Canine Albumin ELISA Assay
The Canine Albumin ELISA Assay is For Research Use Only
Size: 1×96 wells
Sensitivity: 2.463 ng/ml
Standard Range: 12.5-400 ng/ml
Incubation Time: 100 minutes
Sample Type: Canine Biological Fluids
Sample Size: 100 µl
Assay Principle for Canine Albumin ELISA
The principle of the double antibody sandwich ELISA is represented in Figure 1. In this assay the Albumin present in samples reacts with the anti-Albumin antibodies which have been adsorbed to the surface of polystyrene microtitre wells. After the removal of unbound proteins by washing, anti-Albumin antibodies conjugated with horseradish peroxidase (HRP), are added. These enzyme-labeled antibodies form complexes with the previously bound Albumin. Following another washing step, the enzyme bound to the immunosorbent is assayed by the addition of a chromogenic substrate, 3,3’,5,5’-tetramethylbenzidine (TMB). The quantity of bound enzyme varies directly with the concentration of Albumin in the sample tested; thus, the absorbance, at 450 nm, is a measure of the concentration of Albumin in the test sample. The quantity of canine albumin in the sample can be interpolated from the standard curve constructed from the standards, and corrected for sample dilution.

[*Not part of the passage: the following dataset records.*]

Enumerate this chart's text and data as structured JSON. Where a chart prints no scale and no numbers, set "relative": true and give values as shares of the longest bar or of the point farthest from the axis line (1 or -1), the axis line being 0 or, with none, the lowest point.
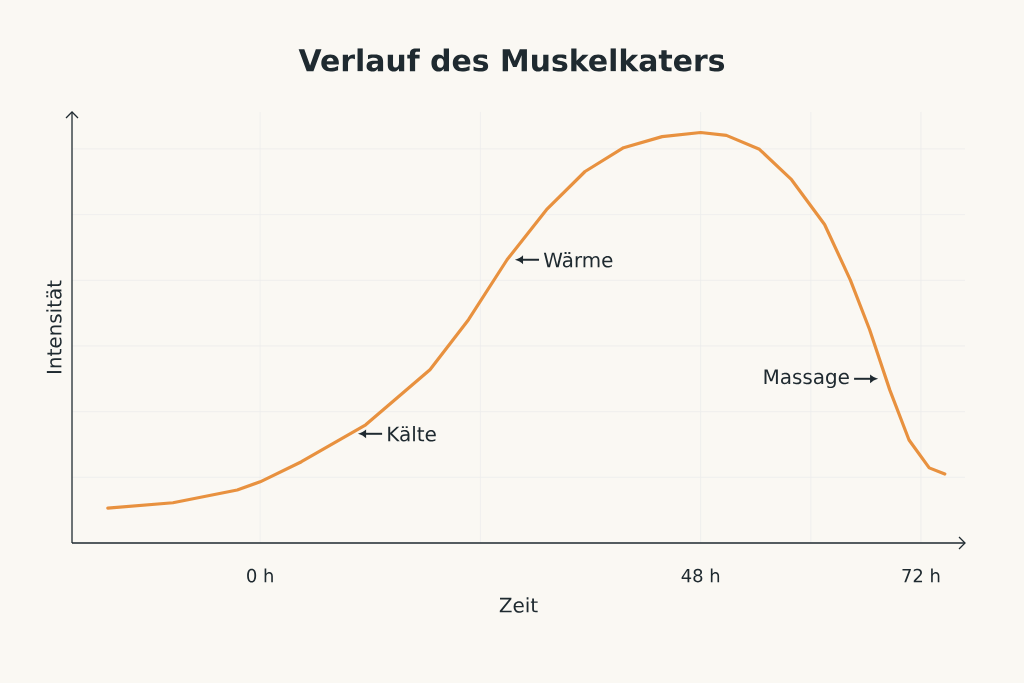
{
  "chart_data": {
    "type": "line",
    "title": "Verlauf des Muskelkaters",
    "xlabel": "Zeit",
    "ylabel": "Intensität",
    "relative": true,
    "grid": true,
    "color": "#e8913f",
    "xlim": [
      -20.5,
      76.8
    ],
    "xticks": [
      {
        "value": 0,
        "label": "0 h"
      },
      {
        "value": 24,
        "label": null
      },
      {
        "value": 48,
        "label": "48 h"
      },
      {
        "value": 60,
        "label": null
      },
      {
        "value": 72,
        "label": "72 h"
      }
    ],
    "x": [
      -16.6,
      -9.5,
      -2.5,
      0,
      4.5,
      11.5,
      18.5,
      22.7,
      26.9,
      31.2,
      35.4,
      39.6,
      43.8,
      48,
      50.8,
      54.4,
      57.9,
      61.5,
      64.3,
      66.4,
      68.6,
      70.7,
      72.9,
      74.6
    ],
    "values": [
      0.085,
      0.098,
      0.129,
      0.149,
      0.198,
      0.288,
      0.422,
      0.544,
      0.69,
      0.812,
      0.905,
      0.963,
      0.99,
      1.0,
      0.993,
      0.959,
      0.885,
      0.776,
      0.641,
      0.52,
      0.373,
      0.251,
      0.183,
      0.168
    ],
    "annotations": [
      {
        "text": "Wärme",
        "x": 26.9,
        "y": 0.69
      },
      {
        "text": "Kälte",
        "x": 9.8,
        "y": 0.266
      },
      {
        "text": "Massage",
        "x": 68.2,
        "y": 0.4
      }
    ]
  }
}
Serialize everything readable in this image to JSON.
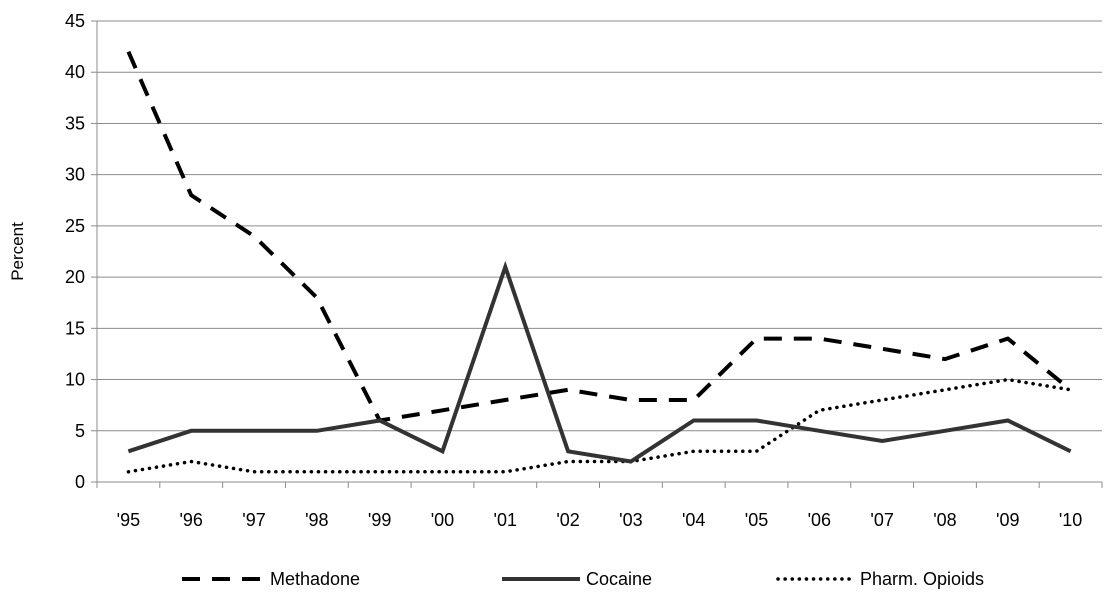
{
  "chart_data": {
    "type": "line",
    "title": "",
    "xlabel": "",
    "ylabel": "Percent",
    "ylim": [
      0,
      45
    ],
    "yticks": [
      0,
      5,
      10,
      15,
      20,
      25,
      30,
      35,
      40,
      45
    ],
    "categories": [
      "'95",
      "'96",
      "'97",
      "'98",
      "'99",
      "'00",
      "'01",
      "'02",
      "'03",
      "'04",
      "'05",
      "'06",
      "'07",
      "'08",
      "'09",
      "'10"
    ],
    "grid": true,
    "legend_position": "bottom",
    "series": [
      {
        "name": "Methadone",
        "style": "dashed",
        "color": "#000000",
        "values": [
          42,
          28,
          24,
          18,
          6,
          7,
          8,
          9,
          8,
          8,
          14,
          14,
          13,
          12,
          14,
          9
        ]
      },
      {
        "name": "Cocaine",
        "style": "solid",
        "color": "#333333",
        "values": [
          3,
          5,
          5,
          5,
          6,
          3,
          21,
          3,
          2,
          6,
          6,
          5,
          4,
          5,
          6,
          3
        ]
      },
      {
        "name": "Pharm. Opioids",
        "style": "dotted",
        "color": "#000000",
        "values": [
          1,
          2,
          1,
          1,
          1,
          1,
          1,
          2,
          2,
          3,
          3,
          7,
          8,
          9,
          10,
          9
        ]
      }
    ]
  }
}
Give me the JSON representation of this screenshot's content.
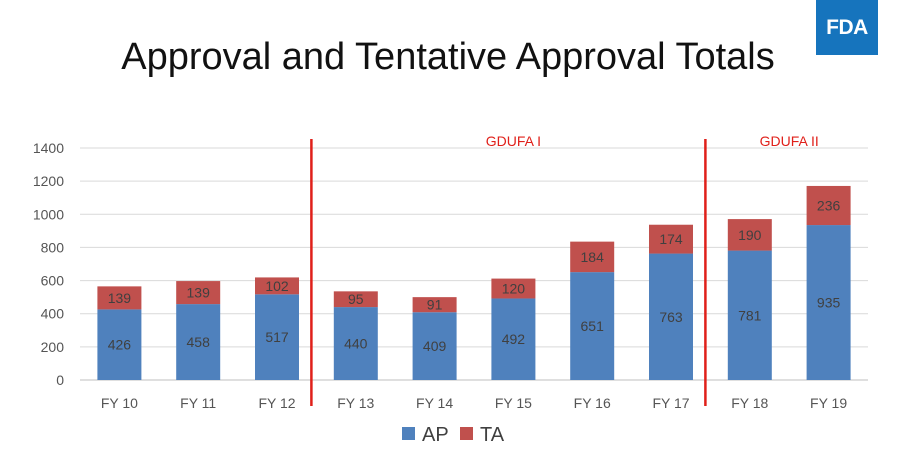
{
  "logo_text": "FDA",
  "title": "Approval and Tentative Approval Totals",
  "chart_data": {
    "type": "bar",
    "stacked": true,
    "categories": [
      "FY 10",
      "FY 11",
      "FY 12",
      "FY 13",
      "FY 14",
      "FY 15",
      "FY 16",
      "FY 17",
      "FY 18",
      "FY 19"
    ],
    "series": [
      {
        "name": "AP",
        "color": "#4f81bd",
        "values": [
          426,
          458,
          517,
          440,
          409,
          492,
          651,
          763,
          781,
          935
        ]
      },
      {
        "name": "TA",
        "color": "#c0504d",
        "values": [
          139,
          139,
          102,
          95,
          91,
          120,
          184,
          174,
          190,
          236
        ]
      }
    ],
    "ylim": [
      0,
      1400
    ],
    "yticks": [
      0,
      200,
      400,
      600,
      800,
      1000,
      1200,
      1400
    ],
    "grid": true,
    "legend": "bottom",
    "periods": [
      {
        "label": "GDUFA I",
        "starts_before": "FY 13",
        "line_color": "#e0201a"
      },
      {
        "label": "GDUFA II",
        "starts_before": "FY 18",
        "line_color": "#e0201a"
      }
    ]
  }
}
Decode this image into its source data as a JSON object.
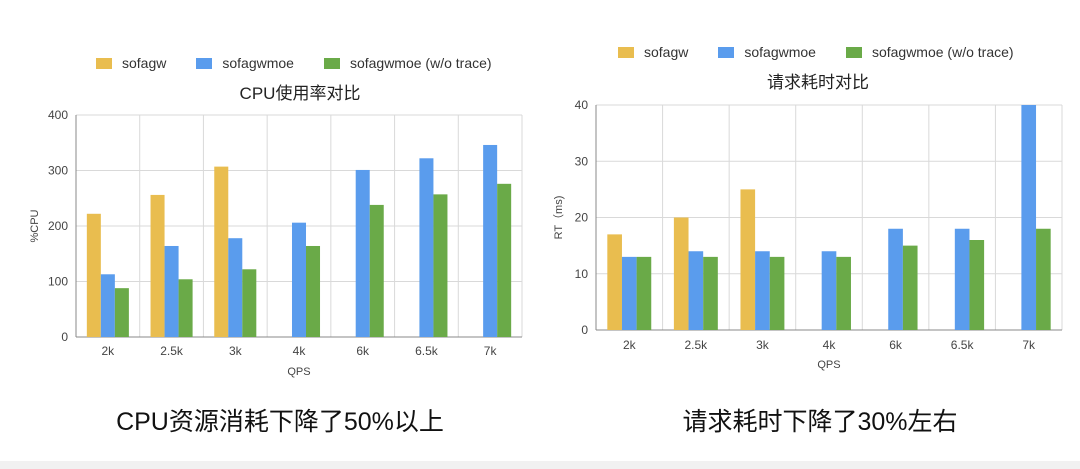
{
  "colors": {
    "sofagw": "#e9bd4f",
    "sofagwmoe": "#5a9ced",
    "sofagwmoe_notrace": "#6aaa48",
    "grid": "#d9d9d9",
    "axis": "#888888"
  },
  "legend": [
    "sofagw",
    "sofagwmoe",
    "sofagwmoe (w/o trace)"
  ],
  "captions": {
    "left": "CPU资源消耗下降了50%以上",
    "right": "请求耗时下降了30%左右"
  },
  "chart_data": [
    {
      "type": "bar",
      "title": "CPU使用率对比",
      "xlabel": "QPS",
      "ylabel": "%CPU",
      "ylim": [
        0,
        400
      ],
      "yticks": [
        0,
        100,
        200,
        300,
        400
      ],
      "categories": [
        "2k",
        "2.5k",
        "3k",
        "4k",
        "6k",
        "6.5k",
        "7k"
      ],
      "series": [
        {
          "name": "sofagw",
          "values": [
            222,
            256,
            307,
            null,
            null,
            null,
            null
          ]
        },
        {
          "name": "sofagwmoe",
          "values": [
            113,
            164,
            178,
            206,
            301,
            322,
            346
          ]
        },
        {
          "name": "sofagwmoe (w/o trace)",
          "values": [
            88,
            104,
            122,
            164,
            238,
            257,
            276
          ]
        }
      ],
      "legend_position": "top",
      "grid": true
    },
    {
      "type": "bar",
      "title": "请求耗时对比",
      "xlabel": "QPS",
      "ylabel": "RT（ms)",
      "ylim": [
        0,
        40
      ],
      "yticks": [
        0,
        10,
        20,
        30,
        40
      ],
      "categories": [
        "2k",
        "2.5k",
        "3k",
        "4k",
        "6k",
        "6.5k",
        "7k"
      ],
      "series": [
        {
          "name": "sofagw",
          "values": [
            17,
            20,
            25,
            null,
            null,
            null,
            null
          ]
        },
        {
          "name": "sofagwmoe",
          "values": [
            13,
            14,
            14,
            14,
            18,
            18,
            40
          ]
        },
        {
          "name": "sofagwmoe (w/o trace)",
          "values": [
            13,
            13,
            13,
            13,
            15,
            16,
            18
          ]
        }
      ],
      "legend_position": "top",
      "grid": true
    }
  ]
}
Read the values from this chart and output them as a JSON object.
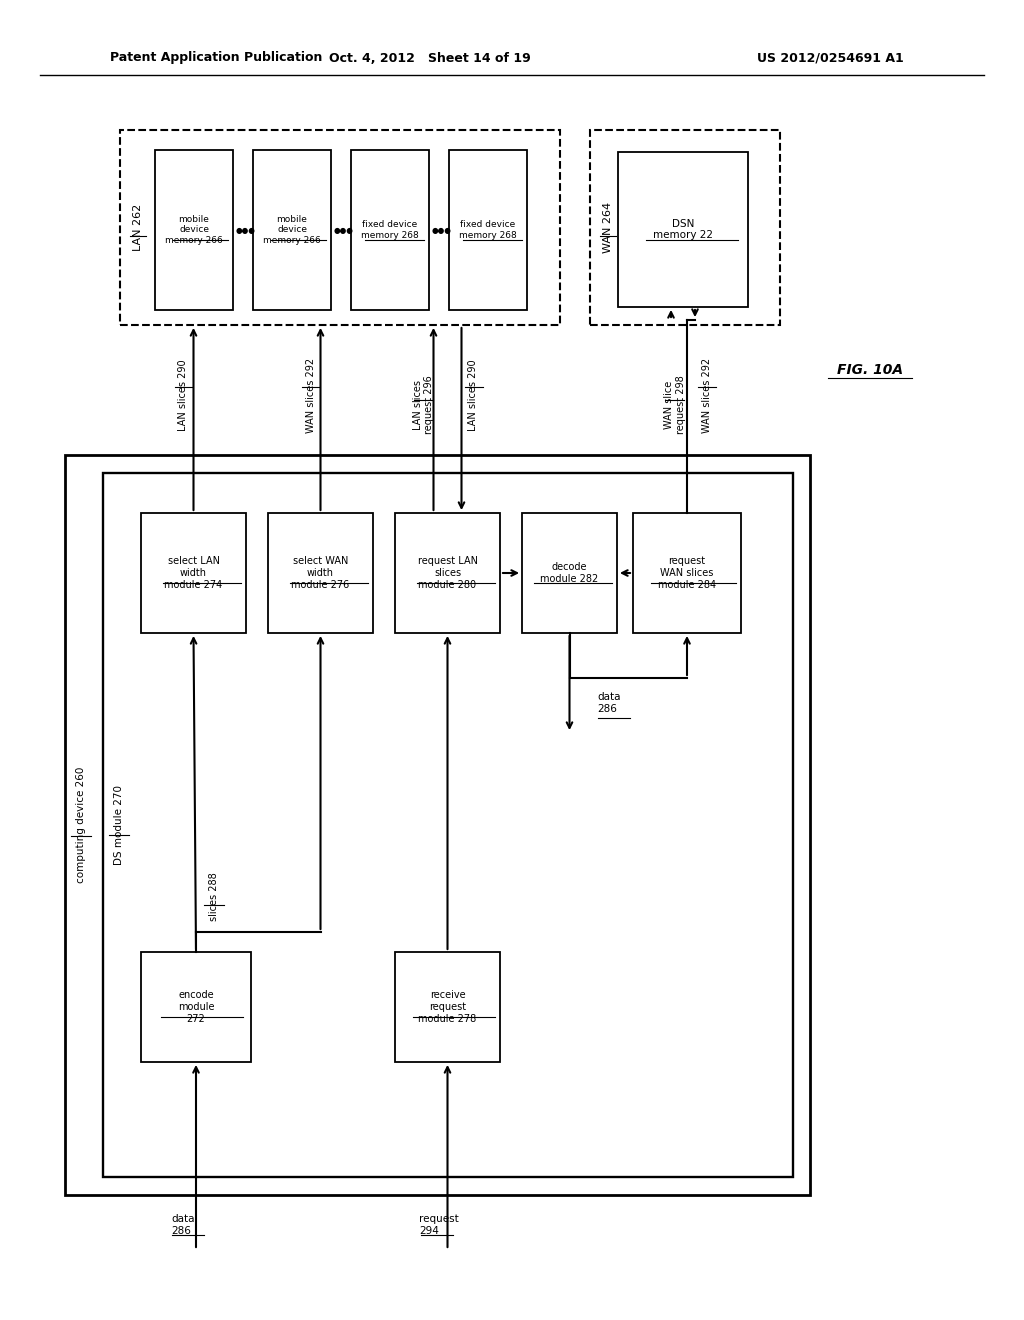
{
  "header_left": "Patent Application Publication",
  "header_mid": "Oct. 4, 2012   Sheet 14 of 19",
  "header_right": "US 2012/0254691 A1",
  "fig_label": "FIG. 10A",
  "bg_color": "#ffffff"
}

SPECIMEN COLLECTION AND HANDLING
Blood should be collected by venipuncture. The serum should be separated from the cells after clot formation by centrifugation. For plasma samples, blood should be collected into a container with an anticoagulant and then centrifuged. Care should be taken to minimize hemolysis, excessive hemolysis can impact your results. For urine samples, collect using standard techniques. The samples should be centrifuged to remove any possible debris. Assay immediately or aliquot and store samples at -20°C. Avoid repeated freeze-thaw cycles.